In the latest survey of Stress in America conducted by the American Psychological Association (APA), money remained the top causes of stress reported by a group of more than 3,000 adults aged 18 years or older, followed by work, family and health concerns. Overall, the average level of stress, reported on a 10-point scale, is at its lowest since the APA began the survey in 2007.

But 29% of participants said that their anxiety over money matters increased in the past year, and younger generations and parents seem to be feeling the pinch most. More than one-third of parents reported higher stress levels over the past year (at 5.8) compared to non-parents (at 4.4).

Millennials and Gen Xers (aged 18 to 49 years) felt more stress than the average American about money. “Where Millennials are concerned, we know that the cost of education is pretty high in this country, and student debt is higher,” says Katherine Nordal, executive director of Professional Practice at the APA. “The job market until recently has also been problematic.”

The gap between financial stress between lower and higher income families is also widening; in 2007 both groups reported the same amount of anxiety over money, but in the current survey, those making less than $50,000 a year were twice as likely as those in higher income groups to feel stress about financial matters all or most of the time.

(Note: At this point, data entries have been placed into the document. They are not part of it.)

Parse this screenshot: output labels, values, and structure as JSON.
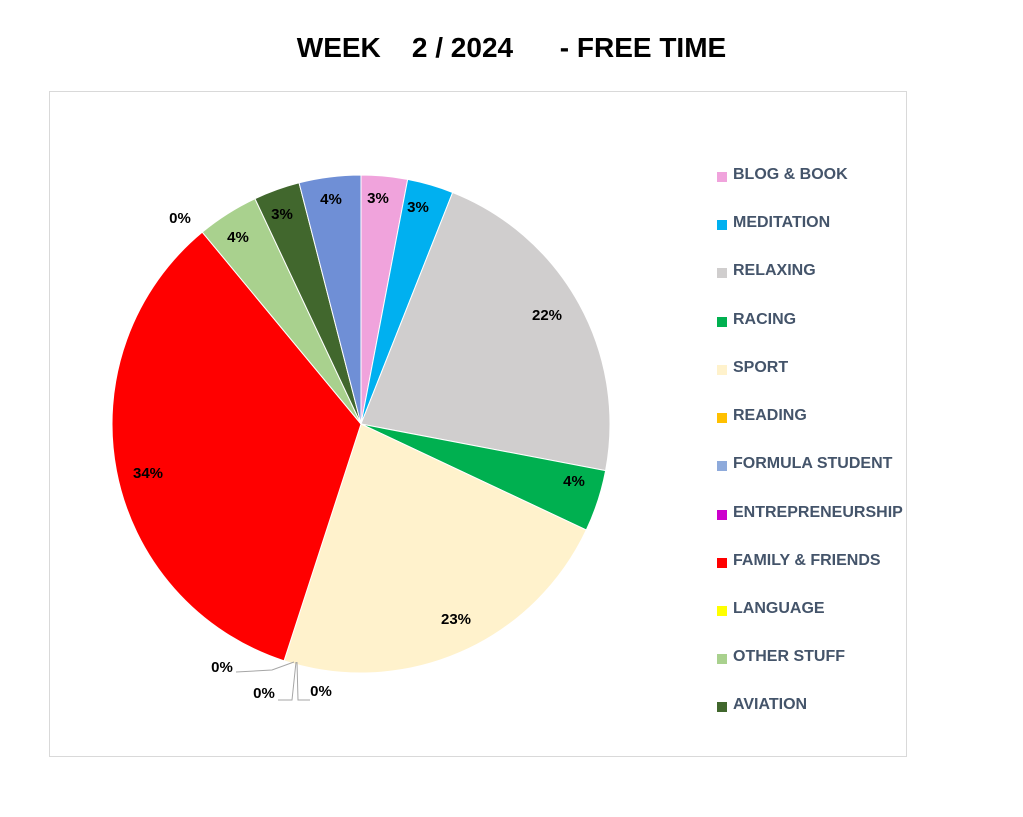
{
  "page": {
    "title": "WEEK    2 / 2024      - FREE TIME"
  },
  "chart_data": {
    "type": "pie",
    "title": "WEEK    2 / 2024      - FREE TIME",
    "legend_position": "right",
    "slices": [
      {
        "label": "BLOG & BOOK",
        "value": 3,
        "display": "3%",
        "color": "#f0a3dc"
      },
      {
        "label": "MEDITATION",
        "value": 3,
        "display": "3%",
        "color": "#00b0f0"
      },
      {
        "label": "RELAXING",
        "value": 22,
        "display": "22%",
        "color": "#d0cece"
      },
      {
        "label": "RACING",
        "value": 4,
        "display": "4%",
        "color": "#00b050"
      },
      {
        "label": "SPORT",
        "value": 23,
        "display": "23%",
        "color": "#fff2cc"
      },
      {
        "label": "READING",
        "value": 0,
        "display": "0%",
        "color": "#ffc000"
      },
      {
        "label": "FORMULA STUDENT",
        "value": 0,
        "display": "0%",
        "color": "#8eaadb"
      },
      {
        "label": "ENTREPRENEURSHIP",
        "value": 0,
        "display": "0%",
        "color": "#cc00cc"
      },
      {
        "label": "FAMILY & FRIENDS",
        "value": 34,
        "display": "34%",
        "color": "#ff0000"
      },
      {
        "label": "LANGUAGE",
        "value": 0,
        "display": "0%",
        "color": "#ffff00"
      },
      {
        "label": "OTHER STUFF",
        "value": 4,
        "display": "4%",
        "color": "#a9d18e"
      },
      {
        "label": "AVIATION",
        "value": 3,
        "display": "3%",
        "color": "#41672d"
      },
      {
        "label": "",
        "value": 4,
        "display": "4%",
        "color": "#6f8fd6"
      }
    ]
  }
}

While the overall rate of stress about money is declining, Nordal says the trends involving younger generations and lower income households is concerning, because strategies for coping with stress aren’t improving, despite greater awareness of its health risks. One in five Americans said they did not have anyone to turn to for emotional support; 27% of those in lower income households fall into this category, compared to 17% of those in higher income groups. “Good support systems seem to be good for reducing stress — it’s not an inoculation against stress but it can be a stress reduction factor,” says Nordal.

Lack of emotional support can also drive people to unhealthy coping mechanisms, including over-eating, not sleeping well and becoming more sedentary. Forty-two percent of respondents said they indulged in such behaviors to cope with their stress in the past month. “Excessive alcohol use, smoking, eating the wrong kinds of foods, not exercising and being too sedentary we know are behaviors that lead to disease states, and unhealthy states,” says Nordal. “And these health risks are very real. We’d like to see people doing things that are more proactive to cope with stress, such as meditation, relaxation techniques and exercise.”